The doctor who examined her gave her Tylenol for her ribs. He said that if she wanted to behave so poorly, there would be consequences. She went to the room she was assigned and didn’t complain, not about her ribs and not about the cold linoleum floor or the little black bugs that skittered away when she turned on her bathroom light. She approached everyone and everything with caution. She felt anxious, panic-stricken, and often woke from her dreams gasping. She’d been betrayed and tricked, but she wouldn’t let them destroy her. The same thing had happened to the new Queen of Arnelle. The old dying Queen had warned her to trust no one. To never once shut her eyes. Betrayal was quick, sharp, unexpected. One of her sisters was jealous and petty, the other was kindhearted but weak. They had joined forces with the human world. Elv had come to despise faeries, those simpering backstabbing creatures. The story had changed, and so had her allegiance. She realized now that there was a grave distinction between a demon, who was a pure dark spirit not unlike herself, and a goblin, a human with an evil heart.
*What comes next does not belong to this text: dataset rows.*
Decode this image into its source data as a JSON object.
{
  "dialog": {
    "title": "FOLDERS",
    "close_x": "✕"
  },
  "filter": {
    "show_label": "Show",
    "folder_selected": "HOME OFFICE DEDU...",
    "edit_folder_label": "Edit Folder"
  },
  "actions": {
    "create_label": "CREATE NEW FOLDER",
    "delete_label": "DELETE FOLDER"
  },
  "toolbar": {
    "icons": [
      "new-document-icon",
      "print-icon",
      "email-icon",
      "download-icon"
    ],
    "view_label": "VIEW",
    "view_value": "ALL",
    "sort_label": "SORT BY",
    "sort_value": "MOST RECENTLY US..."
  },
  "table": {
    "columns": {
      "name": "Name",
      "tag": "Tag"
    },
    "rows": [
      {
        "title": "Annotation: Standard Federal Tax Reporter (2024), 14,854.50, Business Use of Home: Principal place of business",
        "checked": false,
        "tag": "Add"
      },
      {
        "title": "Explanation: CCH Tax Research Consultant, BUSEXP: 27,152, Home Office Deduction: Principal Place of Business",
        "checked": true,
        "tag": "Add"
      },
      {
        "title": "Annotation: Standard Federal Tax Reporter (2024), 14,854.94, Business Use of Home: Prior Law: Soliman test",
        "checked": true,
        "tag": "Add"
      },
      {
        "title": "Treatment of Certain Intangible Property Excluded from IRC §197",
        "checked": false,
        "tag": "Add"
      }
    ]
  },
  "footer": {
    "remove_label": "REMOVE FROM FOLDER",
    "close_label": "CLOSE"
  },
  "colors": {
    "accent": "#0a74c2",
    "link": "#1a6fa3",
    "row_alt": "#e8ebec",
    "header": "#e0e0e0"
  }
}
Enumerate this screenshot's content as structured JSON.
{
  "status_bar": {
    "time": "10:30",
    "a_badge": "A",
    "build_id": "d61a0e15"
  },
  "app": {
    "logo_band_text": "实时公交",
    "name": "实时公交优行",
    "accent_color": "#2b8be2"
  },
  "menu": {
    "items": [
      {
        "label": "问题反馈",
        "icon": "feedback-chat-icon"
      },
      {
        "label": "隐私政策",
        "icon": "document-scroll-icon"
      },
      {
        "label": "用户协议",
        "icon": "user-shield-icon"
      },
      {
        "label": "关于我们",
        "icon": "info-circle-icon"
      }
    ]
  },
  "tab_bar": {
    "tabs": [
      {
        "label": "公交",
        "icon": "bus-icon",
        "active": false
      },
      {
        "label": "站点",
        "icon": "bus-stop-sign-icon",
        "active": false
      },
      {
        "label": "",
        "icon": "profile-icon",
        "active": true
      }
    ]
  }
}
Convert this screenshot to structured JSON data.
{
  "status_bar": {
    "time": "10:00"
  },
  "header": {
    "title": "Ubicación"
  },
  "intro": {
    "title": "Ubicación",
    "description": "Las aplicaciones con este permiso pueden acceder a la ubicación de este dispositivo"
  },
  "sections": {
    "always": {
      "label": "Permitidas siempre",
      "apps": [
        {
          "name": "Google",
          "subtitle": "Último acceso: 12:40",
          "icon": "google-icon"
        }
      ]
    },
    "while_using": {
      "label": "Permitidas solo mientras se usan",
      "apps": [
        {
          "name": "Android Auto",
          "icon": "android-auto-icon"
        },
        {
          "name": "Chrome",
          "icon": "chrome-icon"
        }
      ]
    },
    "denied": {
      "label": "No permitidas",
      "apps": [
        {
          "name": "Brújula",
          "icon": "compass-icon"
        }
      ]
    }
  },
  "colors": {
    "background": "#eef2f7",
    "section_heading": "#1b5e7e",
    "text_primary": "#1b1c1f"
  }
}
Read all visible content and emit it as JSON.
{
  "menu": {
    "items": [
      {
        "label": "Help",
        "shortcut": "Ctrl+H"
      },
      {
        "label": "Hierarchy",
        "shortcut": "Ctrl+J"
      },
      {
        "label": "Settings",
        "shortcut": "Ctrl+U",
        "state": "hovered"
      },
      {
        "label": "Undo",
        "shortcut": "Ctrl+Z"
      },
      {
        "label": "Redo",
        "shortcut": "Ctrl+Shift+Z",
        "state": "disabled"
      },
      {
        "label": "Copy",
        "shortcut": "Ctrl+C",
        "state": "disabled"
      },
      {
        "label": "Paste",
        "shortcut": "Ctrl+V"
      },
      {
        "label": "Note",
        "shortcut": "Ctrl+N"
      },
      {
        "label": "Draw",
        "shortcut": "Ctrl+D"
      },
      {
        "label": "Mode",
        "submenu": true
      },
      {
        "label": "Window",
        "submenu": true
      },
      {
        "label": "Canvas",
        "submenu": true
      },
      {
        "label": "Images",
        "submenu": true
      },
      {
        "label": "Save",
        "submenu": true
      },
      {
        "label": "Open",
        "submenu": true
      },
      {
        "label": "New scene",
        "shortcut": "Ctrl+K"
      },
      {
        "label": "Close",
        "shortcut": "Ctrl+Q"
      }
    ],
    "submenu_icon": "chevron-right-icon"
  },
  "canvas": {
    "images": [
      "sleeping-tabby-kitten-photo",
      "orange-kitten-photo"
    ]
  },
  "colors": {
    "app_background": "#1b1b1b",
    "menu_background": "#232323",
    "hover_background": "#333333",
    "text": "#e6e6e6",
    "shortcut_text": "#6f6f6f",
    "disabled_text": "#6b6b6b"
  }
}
As the new Queen she chose to recruit demons. They alone were powerful enough to come to her aid, unwinding the black vines used to tie her beneath the stump of a chestnut tree.

She made certain to adhere to the Westfield rules. She didn’t mouth off to the guards or the counselors or whatever they were supposed to be. She sat through group therapy and pretended to listen. Sometimes she even spoke, tentatively, not giving too much away. All the while she let herself wander more deeply into Arnelle. What was a demon but a lost soul, one that had been forced to use his skills to survive? She found sanctuary among them, escaped from the vines that tied her, ran far into the woods. She found a garden of black roses there, the perfect place to hide from faeries and goblins and humans alike.